役職定年制について廃止しようか、存続しようか迷っています。

従業員数が増えれば増えるほど、また、製造業、卸売業を中心に役職定年制を採用する企業が増えます。従業員数が300人を超えると、多くの企業が役職定年を採用していると思われます。

従業員数が300人未満であっても、導入されている企業は少なくありません。しかし、企業規模が小さくなればなるほど、法的に合法な役職定年か否かは怪しくなるのです。

役職定年となり、管理職から降りて仕事の質と量が下がる、その結果、賃金が下がるということが論理的に結びついていることが肝要です。一方、現在、問題になっているのが、役職定年が、単なる一定年齢における賃金カットの手段となっている場合です。つまり、仕事内容・負荷は変わらないのに一定の年齢になると諸手当が取れて賃金が下がるのは不当であるという意見が多く聞かれます。

これは日本の人事労務管理においては、職務給的な取り扱い(仕事に給与を払う、管理職の仕事が職務記述書等に記載され、運用されている)ではなく、職能給的な運用(仕事ではなく、その人の能力に払う傾向が強い)となっているため、ややもすれば役職定年となっていても、仕事はさほど変わらないという現象が起きることが背景にあります。また、昔は55歳が定年であったことも影響しています。

企業の労務政策として、どんな役職・職務を命じるかは自由であり、その役職・職務の負荷に応じて賃金を決めるのは合理的だといえます。したがって、役職定年を設け、役職を降りたら、その分の賃金が下がるというのは合理的です。

しかし、たとえば、55歳のときに、その時点での「能力評価」を行い、その評価に応じて賃金を減額するということが全面に出ると「年齢による差別」という問題が出てきます。つまり、65歳、70歳まで働く時代において、55歳で賃金を下げる合理性が問われるということです。そうではなく、どの年齢においても上がることも有れば、下がることもあるという昇格昇給・降格降給制度を運用していて、そのシステムに基づき降格降給となったのが、たまたま55歳であったというのなら、能力評価に基づく降給も合理性があります。
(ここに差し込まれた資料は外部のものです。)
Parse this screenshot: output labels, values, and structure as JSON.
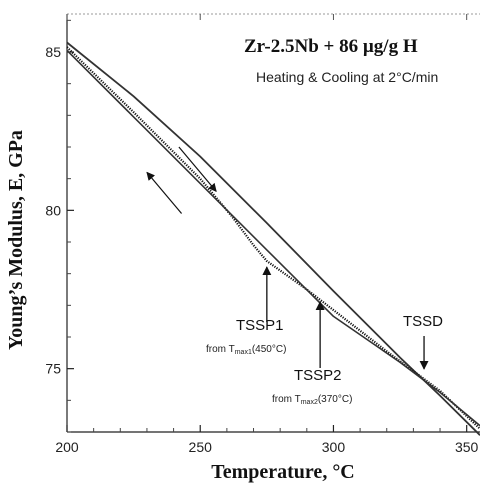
{
  "chart_data": {
    "type": "line",
    "title": "Zr-2.5Nb + 86 µg/g H",
    "subtitle": "Heating & Cooling at 2°C/min",
    "xlabel": "Temperature, °C",
    "ylabel": "Young’s Modulus, E, GPa",
    "xlim": [
      200,
      355
    ],
    "ylim": [
      73,
      86.2
    ],
    "x_ticks": [
      200,
      250,
      300,
      350
    ],
    "y_ticks": [
      75,
      80,
      85
    ],
    "x_tick_labels": [
      "200",
      "250",
      "300",
      "350"
    ],
    "y_tick_labels": [
      "75",
      "80",
      "85"
    ],
    "grid": false,
    "series": [
      {
        "name": "",
        "x": [
          200,
          225,
          250,
          275,
          300,
          325,
          340,
          355
        ],
        "y": [
          85.3,
          83.6,
          81.7,
          79.6,
          77.45,
          75.35,
          74.15,
          72.9
        ]
      },
      {
        "name": "",
        "x": [
          200,
          225,
          250,
          262,
          270,
          275,
          290,
          300,
          320,
          340,
          355
        ],
        "y": [
          85.15,
          83.1,
          81.0,
          79.8,
          78.9,
          78.4,
          77.5,
          76.85,
          75.55,
          74.3,
          73.1
        ]
      },
      {
        "name": "",
        "x": [
          200,
          225,
          250,
          275,
          300,
          325,
          340,
          355
        ],
        "y": [
          85.05,
          82.95,
          80.85,
          78.75,
          76.65,
          75.2,
          74.25,
          73.2
        ]
      }
    ],
    "annotations": [
      {
        "id": "tssp1",
        "label": "TSSP1",
        "sub_prefix": "from T",
        "sub_subscript": "max1",
        "sub_suffix": "(450°C)",
        "x": 275,
        "y": 78.4
      },
      {
        "id": "tssp2",
        "label": "TSSP2",
        "sub_prefix": "from T",
        "sub_subscript": "max2",
        "sub_suffix": "(370°C)",
        "x": 295,
        "y": 77.3
      },
      {
        "id": "tssd",
        "label": "TSSD",
        "x": 334,
        "y": 74.8
      }
    ],
    "direction_arrows": [
      {
        "id": "heating",
        "meaning": "heating",
        "from": [
          242,
          82.0
        ],
        "to": [
          256,
          80.6
        ]
      },
      {
        "id": "cooling",
        "meaning": "cooling",
        "from": [
          243,
          79.9
        ],
        "to": [
          230,
          81.2
        ]
      }
    ]
  }
}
社員のやる気を保ち、企業がフェアで有り続けるなら、方向性としては、年齢に関係のない、昇格昇給・降格降給の制度を構築することだろうと考えますが、人件費コントロール、後任の育成(ポストの確保)、運用の容易さから役職定年というのはなかなか「手放しにくい」制度であるというのが経営陣の意向であると思われます。また、日本の雇用システムにおいては、55歳で役職者でもなく、高度な専門職者でもない場合は、長期決済の年功型の給与カーブの性質上、55歳時点の賃金が経営陣からみて、一般的に本人の貢献度に比して”割高”になっている事情もあります。

貴社の場合、本当の意味での「役職定年制」が運用できているか、をまず問うて下さい。それが運用できているなら、そのまま継続されても良いでしょう。そうではなく、賃金カットの手段となっているなら、年齢に関係のない、実力主義の昇格昇給・降格降給制度を設けることを検討されることがいいのではないかと思われます。